Justiça condena Riot Games por prática abusiva com crianças e adolescentes em recompensas pagas
A 1ª Vara da Infância e da Juventude do Distrito Federal condenou a Riot Games Serviços Ltda. ao pagamento de R$ 15 milhões por dano moral coletivo decorrente da oferta de loot boxes a crianças e adolescentes no jogo eletrônico League of Legends. A empresa é subsidiária brasileira do grupo Riot Games e integrante do conglomerado Tencent. A decisão também reconheceu o direito de indenização individual a cada menor que tenha utilizado o mecanismo no período questionado.
Loot boxes são funcionalidades inseridas em jogos que permitem comprar pacotes de itens cujo conteúdo é desconhecido até a abertura. Em vez de comprar um item específico, o jogador paga por um sorteio de resultado aleatório e controlado pela empresa. Pode obter desde itens comuns até raridades cobiçadas, como roupas exclusivas para personagens ou outros elementos que melhoram a experiência ou a aparência no jogo. O mecanismo é comparado estruturalmente ao jogo de azar por especialistas. O entendimento é que combina aposta financeira, aleatoriedade controlada pelo organizador e recompensa variável, com potencial de induzir comportamento compulsivo, especialmente em crianças e adolescentes.

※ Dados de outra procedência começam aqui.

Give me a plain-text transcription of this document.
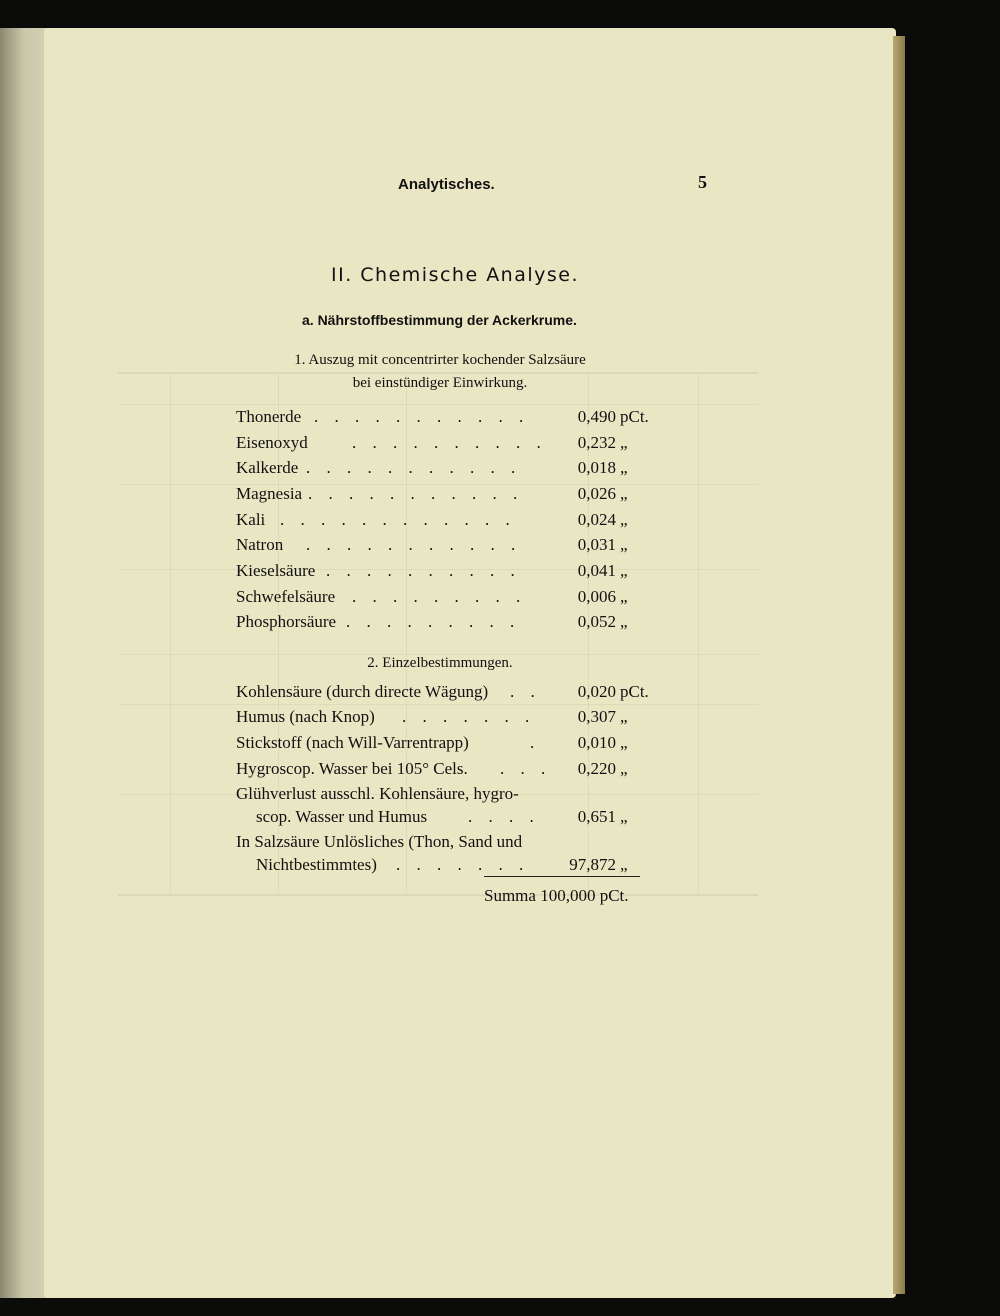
Analytisches.	5
II. Chemische Analyse.
a. Nährstoffbestimmung der Ackerkrume.
1. Auszug mit concentrirter kochender Salzsäure
bei einstündiger Einwirkung.
Thonerde . . . . . . . . . . .	0,490 pCt.
Eisenoxyd	. . . . . . . . . . 0,232 „
Kalkerde . . . . . . . . . . .	0,018 „
Magnesia . . . . . . . . . . .	0,026 „
Kali . . . . . . . . . . . .	0,024 „
Natron . . . . . . . . . . .	0,031 „
Kieselsäure . . . . . . . . . .	0,041 „
Schwefelsäure . . . . . . . . .	0,006 „
Phosphorsäure . . . . . . . . .	0,052 „
2. Einzelbestimmungen.
Kohlensäure (durch directe Wägung) . . 0,020 pCt.
Humus (nach Knop) . . . . . . .	0,307 „
Stickstoff (nach Will-Varrentrapp)	. 0,010 „
Hygroscop. Wasser bei 105° Cels. . . . 0,220 „
Glühverlust ausschl. Kohlensäure, hygro-
scop. Wasser und Humus . . . . 0,651 „
In Salzsäure Unlösliches (Thon, Sand und
Nichtbestimmtes) . . . . . . . 97,872 „
Summa 100,000 pCt.
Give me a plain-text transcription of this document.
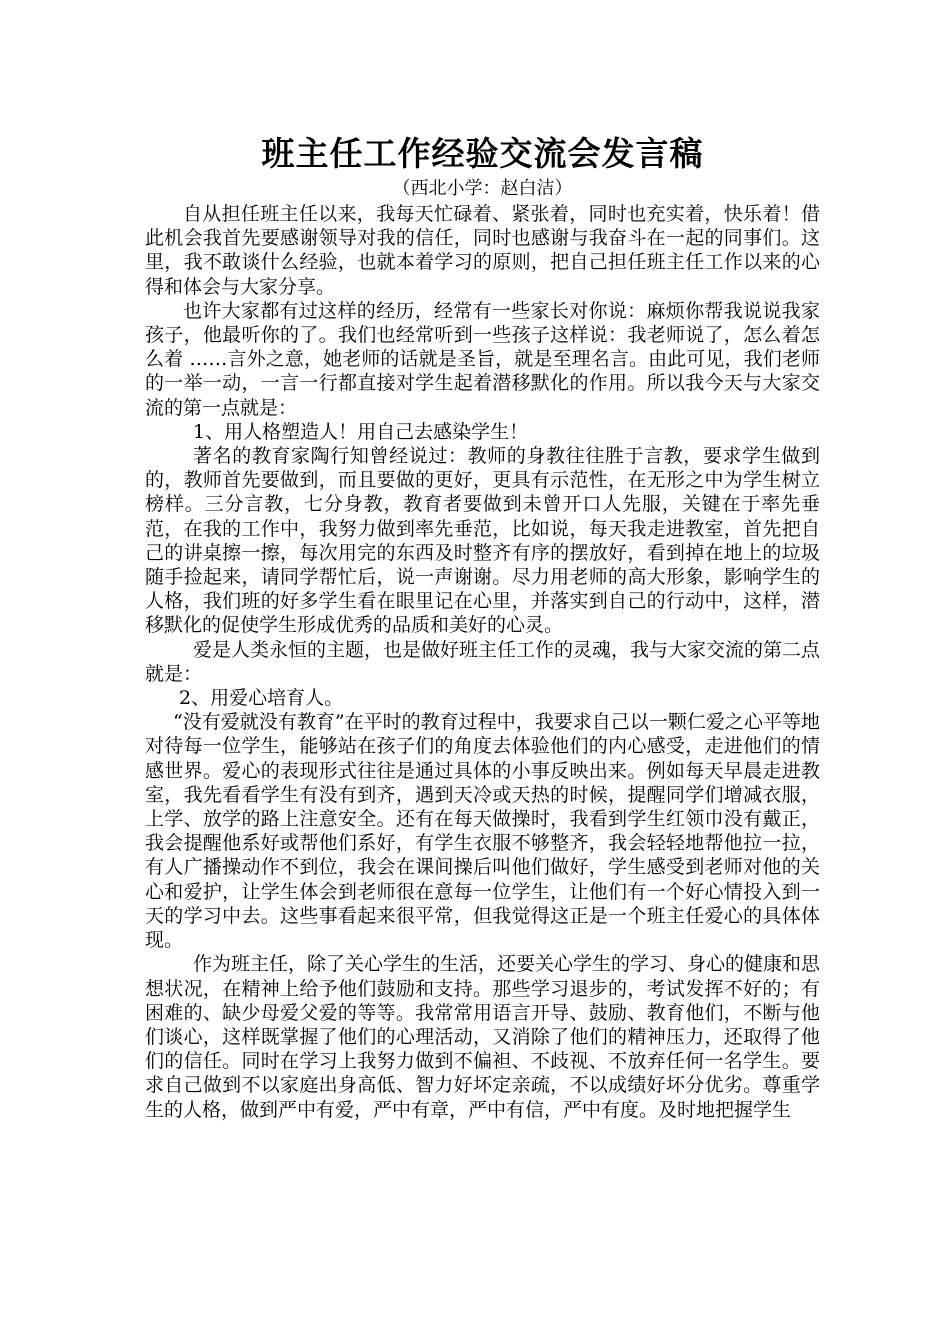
班主任工作经验交流会发言稿

（西北小学：赵白洁）

自从担任班主任以来，我每天忙碌着、紧张着，同时也充实着，快乐着！借此机会我首先要感谢领导对我的信任，同时也感谢与我奋斗在一起的同事们。这里，我不敢谈什么经验，也就本着学习的原则，把自己担任班主任工作以来的心得和体会与大家分享。

也许大家都有过这样的经历，经常有一些家长对你说：麻烦你帮我说说我家孩子，他最听你的了。我们也经常听到一些孩子这样说：我老师说了，怎么着怎么着 ……言外之意，她老师的话就是圣旨，就是至理名言。由此可见，我们老师的一举一动，一言一行都直接对学生起着潜移默化的作用。所以我今天与大家交流的第一点就是：

1、用人格塑造人！用自己去感染学生！

著名的教育家陶行知曾经说过：教师的身教往往胜于言教，要求学生做到的，教师首先要做到，而且要做的更好，更具有示范性，在无形之中为学生树立榜样。三分言教，七分身教，教育者要做到未曾开口人先服，关键在于率先垂范，在我的工作中，我努力做到率先垂范，比如说，每天我走进教室，首先把自己的讲桌擦一擦，每次用完的东西及时整齐有序的摆放好，看到掉在地上的垃圾随手捡起来，请同学帮忙后，说一声谢谢。尽力用老师的高大形象，影响学生的人格，我们班的好多学生看在眼里记在心里，并落实到自己的行动中，这样，潜移默化的促使学生形成优秀的品质和美好的心灵。

爱是人类永恒的主题，也是做好班主任工作的灵魂，我与大家交流的第二点就是：

2、用爱心培育人。

“没有爱就没有教育”在平时的教育过程中，我要求自己以一颗仁爱之心平等地对待每一位学生，能够站在孩子们的角度去体验他们的内心感受，走进他们的情感世界。爱心的表现形式往往是通过具体的小事反映出来。例如每天早晨走进教室，我先看看学生有没有到齐，遇到天冷或天热的时候，提醒同学们增减衣服，上学、放学的路上注意安全。还有在每天做操时，我看到学生红领巾没有戴正，我会提醒他系好或帮他们系好，有学生衣服不够整齐，我会轻轻地帮他拉一拉，有人广播操动作不到位，我会在课间操后叫他们做好，学生感受到老师对他的关心和爱护，让学生体会到老师很在意每一位学生，让他们有一个好心情投入到一天的学习中去。这些事看起来很平常，但我觉得这正是一个班主任爱心的具体体现。

作为班主任，除了关心学生的生活，还要关心学生的学习、身心的健康和思想状况，在精神上给予他们鼓励和支持。那些学习退步的，考试发挥不好的；有困难的、缺少母爱父爱的等等。我常常用语言开导、鼓励、教育他们，不断与他们谈心，这样既掌握了他们的心理活动，又消除了他们的精神压力，还取得了他们的信任。同时在学习上我努力做到不偏袒、不歧视、不放弃任何一名学生。要求自己做到不以家庭出身高低、智力好坏定亲疏，不以成绩好坏分优劣。尊重学生的人格，做到严中有爱，严中有章，严中有信，严中有度。及时地把握学生
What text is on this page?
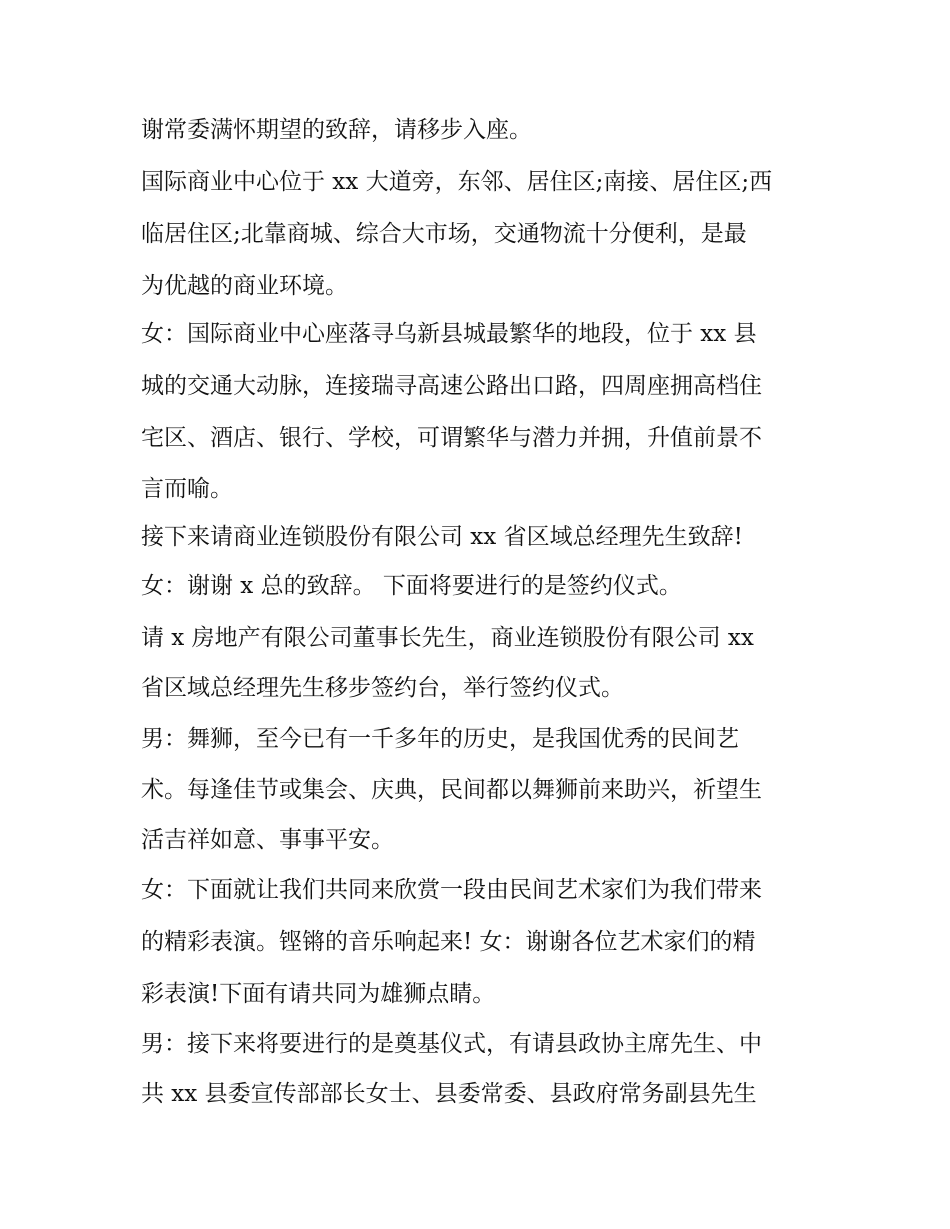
谢常委满怀期望的致辞，请移步入座。
国际商业中心位于 xx 大道旁，东邻、居住区;南接、居住区;西
临居住区;北靠商城、综合大市场，交通物流十分便利，是最
为优越的商业环境。
女：国际商业中心座落寻乌新县城最繁华的地段，位于 xx 县
城的交通大动脉，连接瑞寻高速公路出口路，四周座拥高档住
宅区、酒店、银行、学校，可谓繁华与潜力并拥，升值前景不
言而喻。
接下来请商业连锁股份有限公司 xx 省区域总经理先生致辞!
女：谢谢 x 总的致辞。 下面将要进行的是签约仪式。
请 x 房地产有限公司董事长先生，商业连锁股份有限公司 xx
省区域总经理先生移步签约台，举行签约仪式。
男：舞狮，至今已有一千多年的历史，是我国优秀的民间艺
术。每逢佳节或集会、庆典，民间都以舞狮前来助兴，祈望生
活吉祥如意、事事平安。
女：下面就让我们共同来欣赏一段由民间艺术家们为我们带来
的精彩表演。铿锵的音乐响起来! 女：谢谢各位艺术家们的精
彩表演!下面有请共同为雄狮点睛。
男：接下来将要进行的是奠基仪式，有请县政协主席先生、中
共 xx 县委宣传部部长女士、县委常委、县政府常务副县先生
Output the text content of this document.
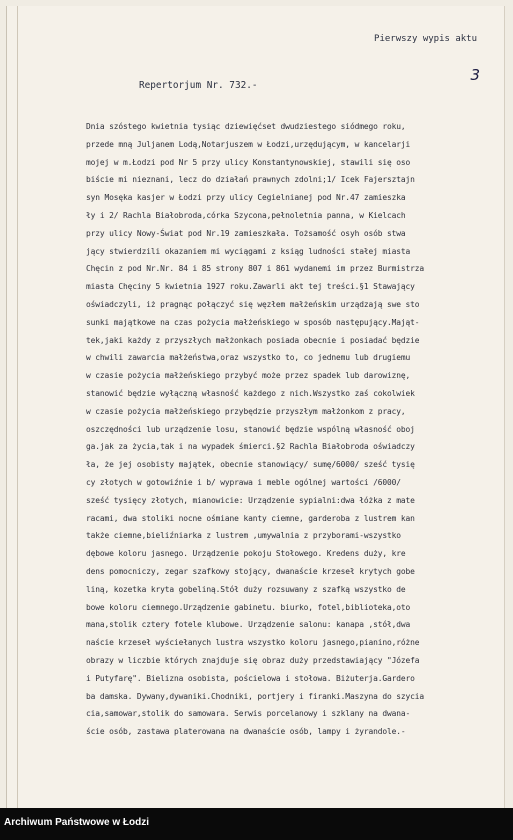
Pierwszy wypis aktu
3
Repertorjum Nr. 732.-
Dnia szóstego kwietnia tysiąc dziewięćset dwudziestego siódmego roku,
przede mną Juljanem Lodą,Notarjuszem w Łodzi,urzędującym, w kancelarji
mojej w m.Łodzi pod Nr 5 przy ulicy Konstantynowskiej, stawili się oso
biście mi nieznani, lecz do działań prawnych zdolni;1/ Icek Fajersztajn
syn Mosęka kasjer w Łodzi przy ulicy Cegielnianej pod Nr.47 zamieszka
ły i 2/ Rachla Białobroda,córka Szycona,pełnoletnia panna, w Kielcach
przy ulicy Nowy-Świat pod Nr.19 zamieszkała. Tożsamość osyh osób stwa
jący stwierdzili okazaniem mi wyciągami z ksiąg ludności stałej miasta
Chęcin z pod Nr.Nr. 84 i 85 strony 807 i 861 wydanemi im przez Burmistrza
miasta Chęciny 5 kwietnia 1927 roku.Zawarli akt tej treści.§1 Stawający
oświadczyli, iż pragnąc połączyć się węzłem małżeńskim urządzają swe sto
sunki majątkowe na czas pożycia małżeńskiego w sposób następujący.Mająt-
tek,jaki każdy z przyszłych małżonkach posiada obecnie i posiadać będzie
w chwili zawarcia małżeństwa,oraz wszystko to, co jednemu lub drugiemu
w czasie pożycia małżeńskiego przybyć może przez spadek lub darowiznę,
stanowić będzie wyłączną własność każdego z nich.Wszystko zaś cokolwiek
w czasie pożycia małżeńskiego przybędzie przyszłym małżonkom z pracy,
oszczędności lub urządzenie losu, stanowić będzie wspólną własność oboj
ga.jak za życia,tak i na wypadek śmierci.§2 Rachla Białobroda oświadczy
ła, że jej osobisty majątek, obecnie stanowiący/ sumę/6000/ sześć tysię
cy złotych w gotowiźnie i b/ wyprawa i meble ogólnej wartości /6000/
sześć tysięcy złotych, mianowicie: Urządzenie sypialni:dwa łóżka z mate
racami, dwa stoliki nocne ośmiane kanty ciemne, garderoba z lustrem kan
także ciemne,bieliźniarka z lustrem ,umywalnia z przyborami-wszystko
dębowe koloru jasnego. Urządzenie pokoju Stołowego. Kredens duży, kre
dens pomocniczy, zegar szafkowy stojący, dwanaście krzeseł krytych gobe
liną, kozetka kryta gobeliną.Stół duży rozsuwany z szafką wszystko de
bowe koloru ciemnego.Urządzenie gabinetu. biurko, fotel,biblioteka,oto
mana,stolik cztery fotele klubowe. Urządzenie salonu: kanapa ,stół,dwa
naście krzeseł wyściełanych lustra wszystko koloru jasnego,pianino,różne
obrazy w liczbie których znajduje się obraz duży przedstawiający "Józefa
i Putyfarę". Bielizna osobista, pościelowa i stołowa. Biżuterja.Gardero
ba damska. Dywany,dywaniki.Chodniki, portjery i firanki.Maszyna do szycia
cia,samowar,stolik do samowara. Serwis porcelanowy i szklany na dwana-
ście osób, zastawa platerowana na dwanaście osób, lampy i żyrandole.-
Archiwum Państwowe w Łodzi
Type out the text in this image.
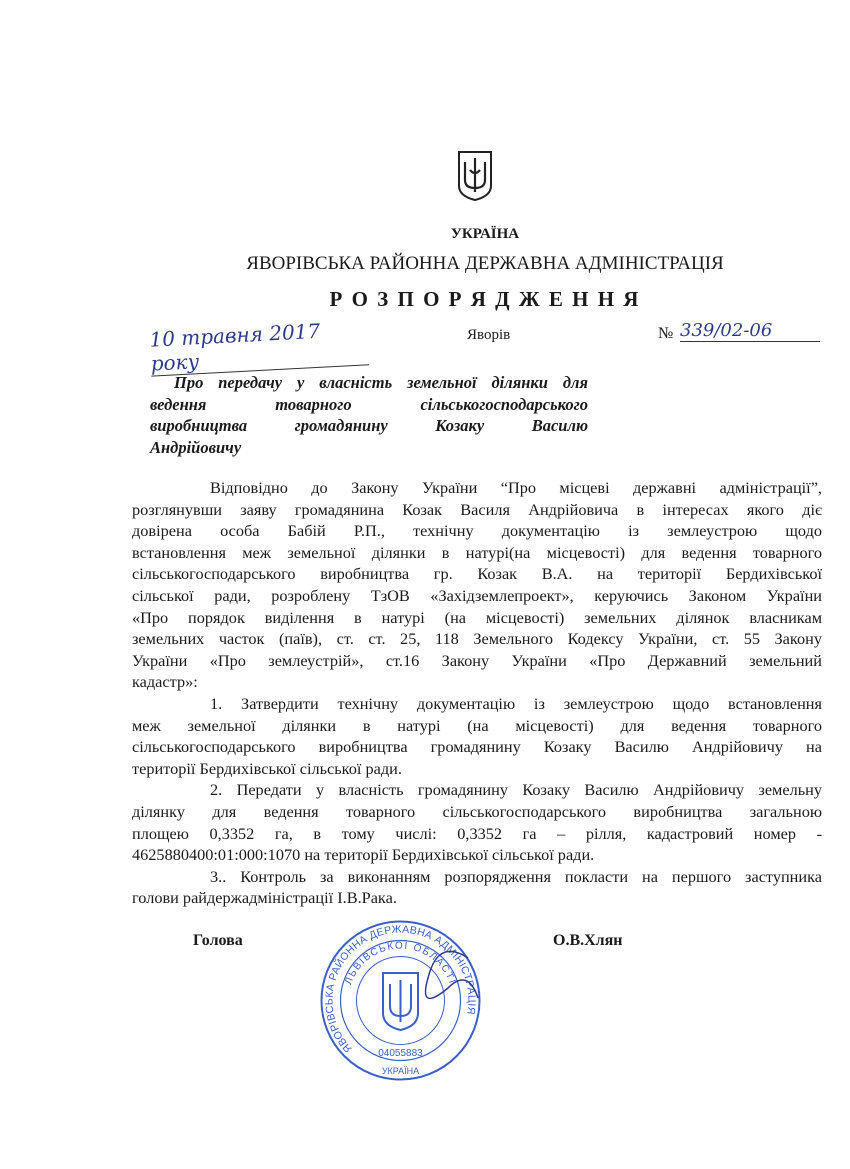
УКРАЇНА
ЯВОРІВСЬКА РАЙОННА ДЕРЖАВНА АДМІНІСТРАЦІЯ
Р О З П О Р Я Д Ж Е Н Н Я
10 травня 2017 року
Яворів	№ 339/02-06
Про передачу у власність земельної ділянки для
ведення товарного сільськогосподарського
виробництва громадянину Козаку Василю
Андрійовичу
Відповідно до Закону України “Про місцеві державні адміністрації”,
розглянувши заяву громадянина Козак Василя Андрійовича в інтересах якого діє
довірена особа Бабій Р.П., технічну документацію із землеустрою щодо
встановлення меж земельної ділянки в натурі(на місцевості) для ведення товарного
сільськогосподарського виробництва гр. Козак В.А. на території Бердихівської
сільської ради, розроблену ТзОВ «Західземлепроект», керуючись Законом України
«Про порядок виділення в натурі (на місцевості) земельних ділянок власникам
земельних часток (паїв), ст. ст. 25, 118 Земельного Кодексу України, ст. 55 Закону
України «Про землеустрій», ст.16 Закону України «Про Державний земельний
кадастр»:
1. Затвердити технічну документацію із землеустрою щодо встановлення
меж земельної ділянки в натурі (на місцевості) для ведення товарного
сільськогосподарського виробництва громадянину Козаку Василю Андрійовичу на
території Бердихівської сільської ради.
2. Передати у власність громадянину Козаку Василю Андрійовичу земельну
ділянку для ведення товарного сільськогосподарського виробництва загальною
площею 0,3352 га, в тому числі: 0,3352 га – рілля, кадастровий номер -
4625880400:01:000:1070 на території Бердихівської сільської ради.
3.. Контроль за виконанням розпорядження покласти на першого заступника
голови райдержадміністрації І.В.Рака.
Голова	О.В.Хлян
ЯВОРІВСЬКА РАЙОННА ДЕРЖАВНА АДМІНІСТРАЦІЯ
ЛЬВІВСЬКОЇ ОБЛАСТІ
04055883
УКРАЇНА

A ação civil pública foi proposta pela Associação Nacional dos Centros de Defesa da Criança e do Adolescente (ANCED). A entidade pedia a proibição das loot boxes, indenização por dano moral coletivo e ressarcimento individual de R$ 1 mil a cada usuário menor de idade. A Riot Games sustentou a inexistência de ilicitude no período anterior à vigência do Estatuto da Criança e do Adolescente em Ambientes Digitais (Lei nº 15.211/2025), a suficiência da classificação indicativa concedida pelo Ministério da Justiça e a ausência de nexo causal entre o mecanismo e danos psíquicos.
Exposição de jovens ao estímulo compulsivo de compra
A juíza responsável pelo caso afastou os argumentos. Reconheceu que as loot boxes operam como publicidade abusiva embutida no produto e como serviço com defeito informacional grave. Isso porque a empresa não divulga as probabilidades reais de obtenção de cada item, mantém o gerador de números aleatórios em total opacidade e não emite nenhuma advertência sobre os riscos psicológicos do mecanismo.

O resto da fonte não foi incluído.